= Charles Howard (Marist Brother) =

Australian Marist Brother

Charles Howard FMS AM (29 October 1924 – 14 January 2012) was an Australian Marist Brother who held the office of worldwide superior general of the order from 1985 to 1993. His religious name during much of his Marist career was "Brother Elias". He was the first Australian to be elected to lead the Marist Brothers' worldwide organisation.

==Life and career==
===Early life and teaching career===
Howard was born in Melbourne on 29 October 1924. His family relocated to Sydney during his youth and he attended the Marist Brothers school in Randwick, Sydney. In 1942 he pronounced his first vows and received the religious habit.

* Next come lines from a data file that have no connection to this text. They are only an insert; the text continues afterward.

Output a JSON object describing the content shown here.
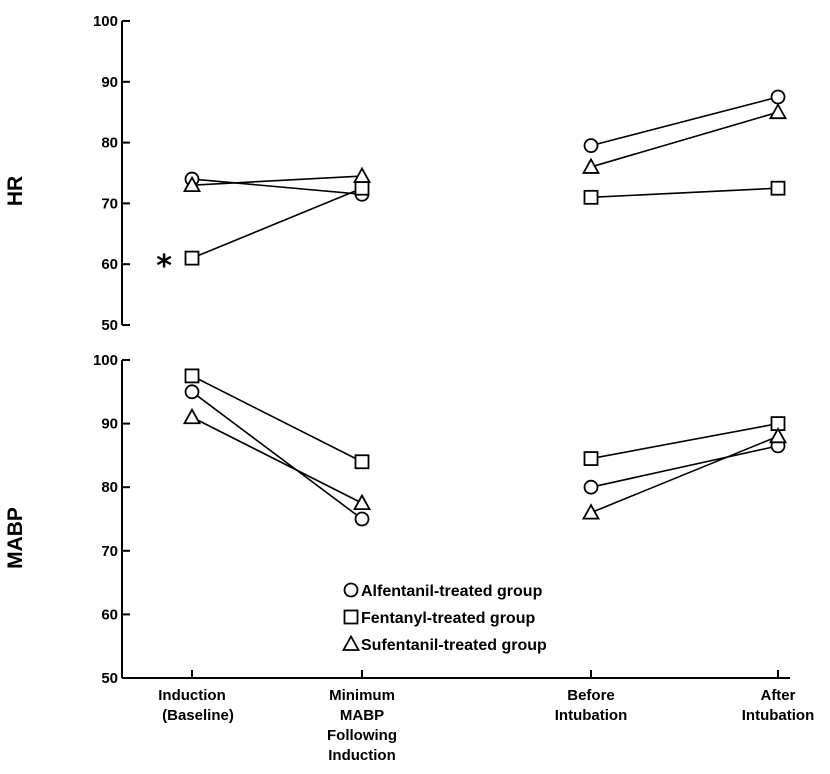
{
  "chart_data": {
    "type": "line",
    "categories": [
      [
        "Induction",
        "(Baseline)"
      ],
      [
        "Minimum",
        "MABP",
        "Following",
        "Induction"
      ],
      [
        "Before",
        "Intubation"
      ],
      [
        "After",
        "Intubation"
      ]
    ],
    "segments": [
      [
        0,
        1
      ],
      [
        2,
        3
      ]
    ],
    "panels": [
      {
        "id": "hr",
        "ylabel": "HR",
        "ylim": [
          50,
          100
        ],
        "yticks": [
          50,
          60,
          70,
          80,
          90,
          100
        ],
        "series": [
          {
            "name": "Alfentanil-treated group",
            "marker": "circle",
            "values": [
              74,
              71.5,
              79.5,
              87.5
            ]
          },
          {
            "name": "Fentanyl-treated group",
            "marker": "square",
            "values": [
              61,
              72.5,
              71,
              72.5
            ]
          },
          {
            "name": "Sufentanil-treated group",
            "marker": "triangle",
            "values": [
              73,
              74.5,
              76,
              85
            ]
          }
        ],
        "annotations": [
          {
            "text": "*",
            "category": 0,
            "series": "Fentanyl-treated group"
          }
        ]
      },
      {
        "id": "mabp",
        "ylabel": "MABP",
        "ylim": [
          50,
          100
        ],
        "yticks": [
          50,
          60,
          70,
          80,
          90,
          100
        ],
        "series": [
          {
            "name": "Alfentanil-treated group",
            "marker": "circle",
            "values": [
              95,
              75,
              80,
              86.5
            ]
          },
          {
            "name": "Fentanyl-treated group",
            "marker": "square",
            "values": [
              97.5,
              84,
              84.5,
              90
            ]
          },
          {
            "name": "Sufentanil-treated group",
            "marker": "triangle",
            "values": [
              91,
              77.5,
              76,
              88
            ]
          }
        ]
      }
    ],
    "legend": [
      {
        "marker": "circle",
        "label": "Alfentanil-treated group"
      },
      {
        "marker": "square",
        "label": "Fentanyl-treated group"
      },
      {
        "marker": "triangle",
        "label": "Sufentanil-treated group"
      }
    ],
    "grid": false
  }
}
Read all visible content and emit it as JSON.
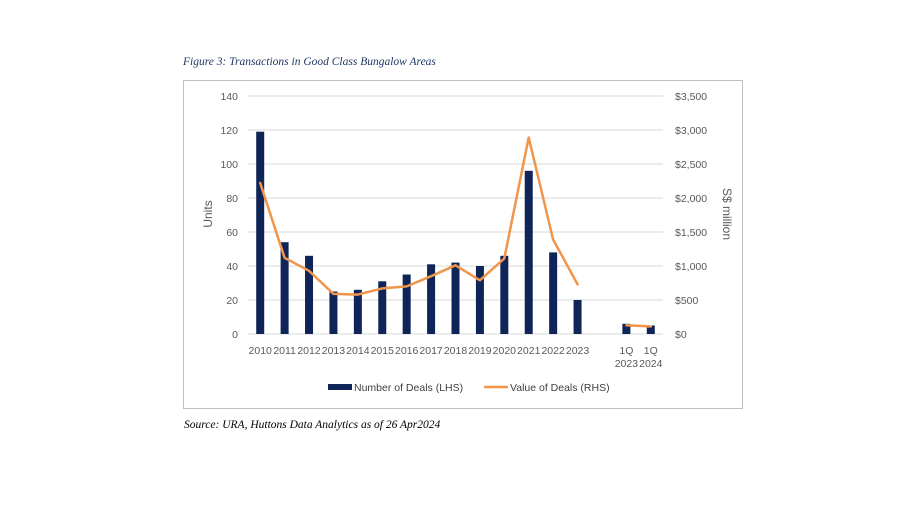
{
  "figure_title": "Figure 3: Transactions in Good Class Bungalow Areas",
  "source_note": "Source: URA, Huttons Data Analytics as of 26 Apr2024",
  "colors": {
    "bar": "#0f2557",
    "line": "#f0954a",
    "grid": "#d9d9d9",
    "frame": "#bfbfbf"
  },
  "chart_data": {
    "type": "bar+line",
    "title": "Transactions in Good Class Bungalow Areas",
    "categories": [
      "2010",
      "2011",
      "2012",
      "2013",
      "2014",
      "2015",
      "2016",
      "2017",
      "2018",
      "2019",
      "2020",
      "2021",
      "2022",
      "2023",
      "",
      "1Q 2023",
      "1Q 2024"
    ],
    "category_lines": [
      [
        "2010"
      ],
      [
        "2011"
      ],
      [
        "2012"
      ],
      [
        "2013"
      ],
      [
        "2014"
      ],
      [
        "2015"
      ],
      [
        "2016"
      ],
      [
        "2017"
      ],
      [
        "2018"
      ],
      [
        "2019"
      ],
      [
        "2020"
      ],
      [
        "2021"
      ],
      [
        "2022"
      ],
      [
        "2023"
      ],
      [],
      [
        "1Q",
        "2023"
      ],
      [
        "1Q",
        "2024"
      ]
    ],
    "series": [
      {
        "name": "Number of Deals (LHS)",
        "type": "bar",
        "axis": "left",
        "values": [
          119,
          54,
          46,
          25,
          26,
          31,
          35,
          41,
          42,
          40,
          46,
          96,
          48,
          20,
          null,
          6,
          5
        ]
      },
      {
        "name": "Value of Deals (RHS)",
        "type": "line",
        "axis": "right",
        "segments": [
          {
            "start_index": 0,
            "values": [
              2220,
              1120,
              930,
              590,
              580,
              670,
              700,
              850,
              1010,
              790,
              1110,
              2890,
              1390,
              730
            ]
          },
          {
            "start_index": 15,
            "values": [
              130,
              110
            ]
          }
        ]
      }
    ],
    "ylabel_left": "Units",
    "ylabel_right": "S$ million",
    "ylim_left": [
      0,
      140
    ],
    "ylim_right": [
      0,
      3500
    ],
    "yticks_left": [
      "0",
      "20",
      "40",
      "60",
      "80",
      "100",
      "120",
      "140"
    ],
    "yticks_right": [
      "$0",
      "$500",
      "$1,000",
      "$1,500",
      "$2,000",
      "$2,500",
      "$3,000",
      "$3,500"
    ],
    "grid": true,
    "legend_position": "bottom"
  }
}
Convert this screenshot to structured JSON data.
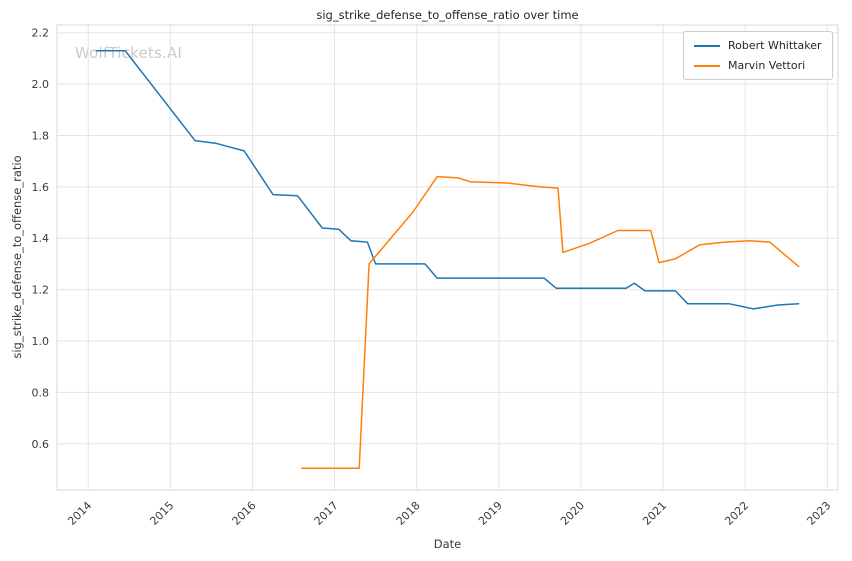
{
  "watermark": {
    "text": "WolfTickets.AI"
  },
  "chart_data": {
    "type": "line",
    "title": "sig_strike_defense_to_offense_ratio over time",
    "xlabel": "Date",
    "ylabel": "sig_strike_defense_to_offense_ratio",
    "xlim": [
      2013.62,
      2023.13
    ],
    "ylim": [
      0.42,
      2.23
    ],
    "xticks": [
      2014,
      2015,
      2016,
      2017,
      2018,
      2019,
      2020,
      2021,
      2022,
      2023
    ],
    "yticks": [
      0.6,
      0.8,
      1.0,
      1.2,
      1.4,
      1.6,
      1.8,
      2.0,
      2.2
    ],
    "grid": true,
    "legend_position": "upper right",
    "grid_color": "#e5e5e5",
    "spine_color": "#d9d9d9",
    "tick_color": "#3b3b3b",
    "series": [
      {
        "name": "Robert Whittaker",
        "color": "#1f77b4",
        "points": [
          [
            2014.1,
            2.13
          ],
          [
            2014.45,
            2.13
          ],
          [
            2015.3,
            1.78
          ],
          [
            2015.55,
            1.77
          ],
          [
            2015.9,
            1.74
          ],
          [
            2016.25,
            1.57
          ],
          [
            2016.55,
            1.565
          ],
          [
            2016.85,
            1.44
          ],
          [
            2017.05,
            1.435
          ],
          [
            2017.2,
            1.39
          ],
          [
            2017.4,
            1.385
          ],
          [
            2017.5,
            1.3
          ],
          [
            2018.1,
            1.3
          ],
          [
            2018.25,
            1.245
          ],
          [
            2019.1,
            1.245
          ],
          [
            2019.55,
            1.245
          ],
          [
            2019.7,
            1.205
          ],
          [
            2020.4,
            1.205
          ],
          [
            2020.55,
            1.205
          ],
          [
            2020.65,
            1.225
          ],
          [
            2020.78,
            1.195
          ],
          [
            2021.15,
            1.195
          ],
          [
            2021.3,
            1.145
          ],
          [
            2021.8,
            1.145
          ],
          [
            2022.1,
            1.125
          ],
          [
            2022.4,
            1.14
          ],
          [
            2022.65,
            1.145
          ]
        ]
      },
      {
        "name": "Marvin Vettori",
        "color": "#ff7f0e",
        "points": [
          [
            2016.6,
            0.505
          ],
          [
            2016.95,
            0.505
          ],
          [
            2017.3,
            0.505
          ],
          [
            2017.42,
            1.3
          ],
          [
            2017.95,
            1.5
          ],
          [
            2018.25,
            1.64
          ],
          [
            2018.5,
            1.635
          ],
          [
            2018.65,
            1.62
          ],
          [
            2019.1,
            1.615
          ],
          [
            2019.5,
            1.6
          ],
          [
            2019.72,
            1.595
          ],
          [
            2019.78,
            1.345
          ],
          [
            2020.1,
            1.38
          ],
          [
            2020.45,
            1.43
          ],
          [
            2020.85,
            1.43
          ],
          [
            2020.95,
            1.305
          ],
          [
            2021.15,
            1.32
          ],
          [
            2021.45,
            1.375
          ],
          [
            2021.75,
            1.385
          ],
          [
            2022.05,
            1.39
          ],
          [
            2022.3,
            1.385
          ],
          [
            2022.65,
            1.29
          ]
        ]
      }
    ]
  }
}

He was on staff at St Joseph's College, Hunters Hill, from 1955 to 1956 and at the Marist juniorate in Mittagong. He was headmaster at St Joseph's College from 1962 to 1967 and was also headmaster at St Gregory's College, Campbelltown.

===Religious formation and leadership===
Howard had studied for a period with the order in France in 1961 and in Rome in 1968 participating at the general chapter as a delegate. In 1968 he pursued studies in catechetics at Leuven, Belgium. Subsequently, he went to Dublin, Ireland, for further studies in psychology.

In 1972, Howard was appointed provincial of the Sydney province and served in that role and as provincial superior of the Marists in eastern Australia until 1976, when he was elected to the general council of the Marist Brothers in Rome. In 1985, he was the first Australian to be elected superior general of the Marist Brothers, and served as superior general until 1993. Major undertakings during his mandate included the creation of the International Finance Commission, the new Marist presence in Eastern Europe and the establishment of international scholasticates for Africa and for Asia. After his generalate was over, he spent years in novitiates at Kutama (Africa) and Lomeri (Pacific). For a period he was the delegate visitor for the Sector of India.

In 1997, he was declared a Member of the Order of Australia (AM) in recognition of his service to the Catholic Church and the community, particularly in the fields of education, social justice and reform. In 2000 he was awarded an honorary doctorate by the Australian Catholic University.